Why our company is failing at Agile
So on Tuesday and Wednesday of this week I was bombarded with questions concerning a project we worked on for inclusion in the release we are about to ship. (Our company has to ship our product in testable releases to our clients due to regulations.) The people asking the questions attended every design session and demo, but now 5 months after the work is complete they are asking detailed questions about the functionality. Why? Because now they need to update the release documentation. Why these actions were not done at the time of the project is a mystery to me. This is one of those processes where the people involved have not adjusted their thinking away from the Waterfall project / release model to our current Agile-ish model.
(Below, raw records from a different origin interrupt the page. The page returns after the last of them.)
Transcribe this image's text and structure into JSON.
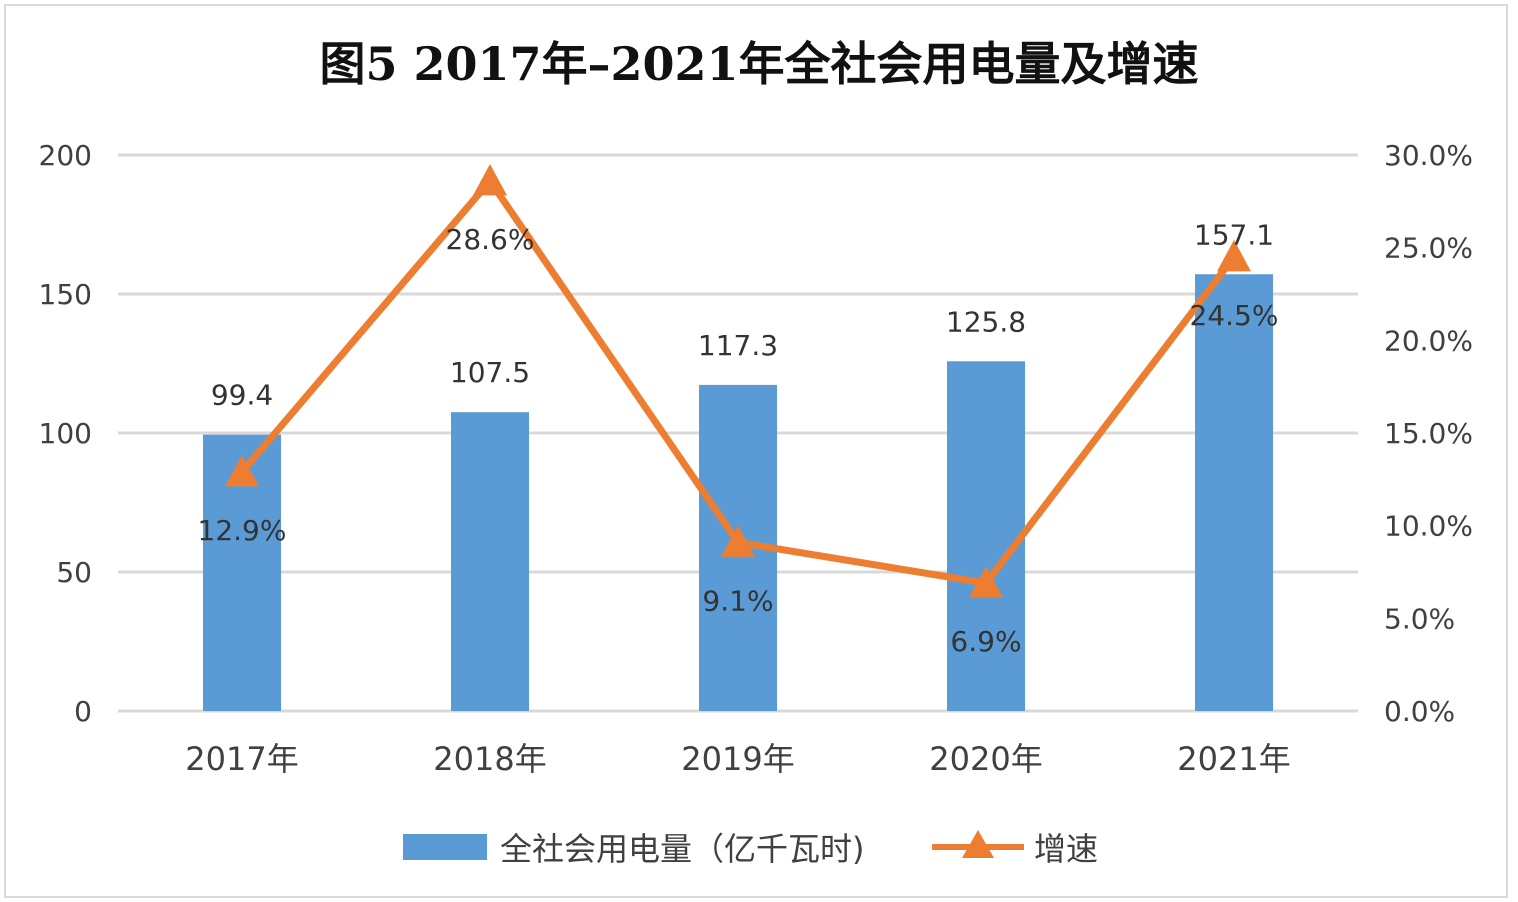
{
  "chart_data": {
    "type": "bar+line",
    "title": "图5  2017年–2021年全社会用电量及增速",
    "categories": [
      "2017年",
      "2018年",
      "2019年",
      "2020年",
      "2021年"
    ],
    "series": [
      {
        "name": "全社会用电量（亿千瓦时)",
        "type": "bar",
        "axis": "left",
        "color": "#5b9bd5",
        "values": [
          99.4,
          107.5,
          117.3,
          125.8,
          157.1
        ],
        "labels": [
          "99.4",
          "107.5",
          "117.3",
          "125.8",
          "157.1"
        ]
      },
      {
        "name": "增速",
        "type": "line",
        "marker": "triangle",
        "axis": "right",
        "color": "#ed7d31",
        "values": [
          12.9,
          28.6,
          9.1,
          6.9,
          24.5
        ],
        "labels": [
          "12.9%",
          "28.6%",
          "9.1%",
          "6.9%",
          "24.5%"
        ]
      }
    ],
    "left_axis": {
      "ylim": [
        0,
        200
      ],
      "ticks": [
        "0",
        "50",
        "100",
        "150",
        "200"
      ]
    },
    "right_axis": {
      "ylim": [
        0,
        30
      ],
      "ticks": [
        "0.0%",
        "5.0%",
        "10.0%",
        "15.0%",
        "20.0%",
        "25.0%",
        "30.0%"
      ]
    },
    "grid": true,
    "legend_position": "bottom"
  }
}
The documentation was not updated in parallel with the development, but instead is now being updated now that they are finalizing the release and it is 'time' to update the documentation. So I spend many hours going back over what we implemented to answer these questions, and in one case simply demo'd the functionality as it exists in the product. Waste. Of. Time.
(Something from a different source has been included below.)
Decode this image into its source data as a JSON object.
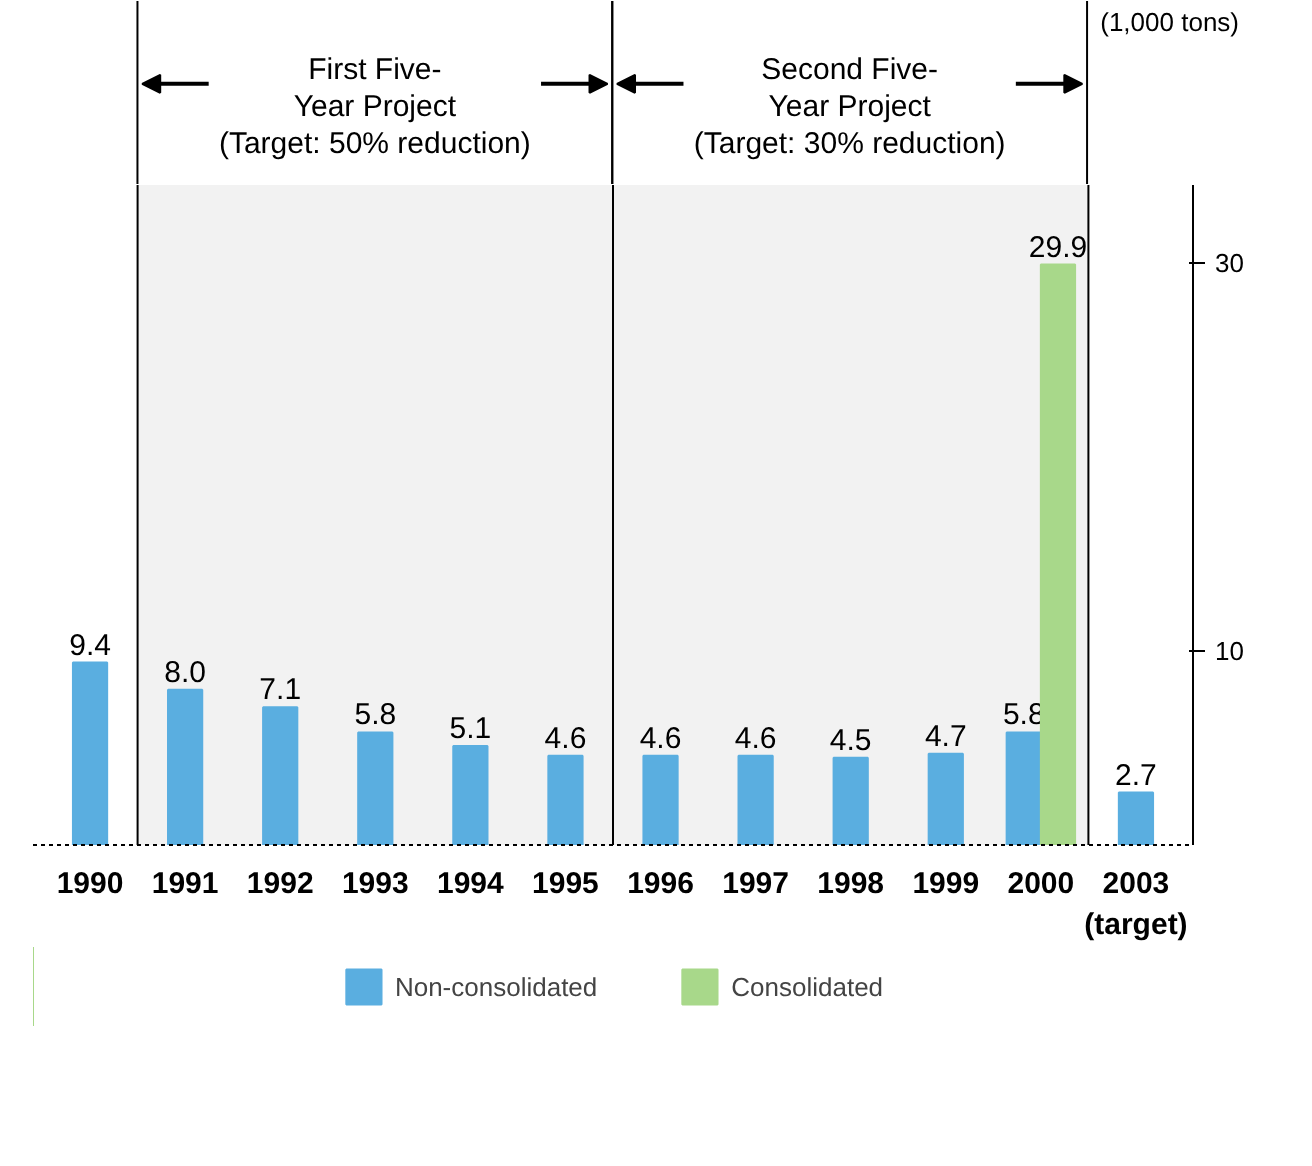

Typical result of Agile code first approach
Doing a code review today involving a project to remove functionality that is not longer used by 3rd parties. Someone posted a comment in the review, "So I know it would be a large work effort addition, but have we discussed removing <columnName> from the table? It is only used for <business function being removed>" This is typical for what I have seen of Agile development (by supposed experienced agile developers) in that they start something, start coding, then as they hit issues their scope expands because the didn't have a correct design to start with.
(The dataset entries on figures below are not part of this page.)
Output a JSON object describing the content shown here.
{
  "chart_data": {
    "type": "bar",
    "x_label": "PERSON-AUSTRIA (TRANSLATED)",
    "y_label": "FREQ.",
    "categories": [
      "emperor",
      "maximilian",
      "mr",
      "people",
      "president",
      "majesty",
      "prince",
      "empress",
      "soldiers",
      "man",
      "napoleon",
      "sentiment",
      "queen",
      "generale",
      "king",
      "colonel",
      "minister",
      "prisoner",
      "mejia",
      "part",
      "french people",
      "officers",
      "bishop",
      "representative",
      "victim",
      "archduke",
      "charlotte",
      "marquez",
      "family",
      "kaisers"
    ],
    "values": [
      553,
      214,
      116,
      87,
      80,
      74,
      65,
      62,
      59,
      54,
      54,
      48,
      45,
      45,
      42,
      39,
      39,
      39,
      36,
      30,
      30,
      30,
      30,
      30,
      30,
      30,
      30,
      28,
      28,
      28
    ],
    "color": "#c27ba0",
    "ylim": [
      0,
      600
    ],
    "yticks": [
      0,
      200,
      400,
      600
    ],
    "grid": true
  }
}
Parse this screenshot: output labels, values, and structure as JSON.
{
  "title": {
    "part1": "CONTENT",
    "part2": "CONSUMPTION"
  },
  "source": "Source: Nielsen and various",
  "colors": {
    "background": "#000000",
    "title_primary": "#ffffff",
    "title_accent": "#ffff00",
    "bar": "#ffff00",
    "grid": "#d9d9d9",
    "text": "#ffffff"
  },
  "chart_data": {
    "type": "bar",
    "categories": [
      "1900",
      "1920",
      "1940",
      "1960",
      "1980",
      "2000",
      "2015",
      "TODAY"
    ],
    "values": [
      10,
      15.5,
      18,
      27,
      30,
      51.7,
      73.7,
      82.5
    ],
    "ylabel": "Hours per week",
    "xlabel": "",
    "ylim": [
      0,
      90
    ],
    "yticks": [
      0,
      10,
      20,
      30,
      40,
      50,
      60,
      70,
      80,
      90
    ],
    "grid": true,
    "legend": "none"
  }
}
The answer to the question that was asked, was yes we need to remove all of the functionality supporting the business function being removed, not just the user interface for it. Their reply was that scope change tripled or quadrupled the work they need to do. If you have ever worked on a system with a percentage of its code associated with no-longer in use functionality, you know they answer they received. "You need to pull all of the code and columns exclusive to <business function>." Identify it, remove it, and supply QA with the information to test the remaining functionality that is touched by these changes.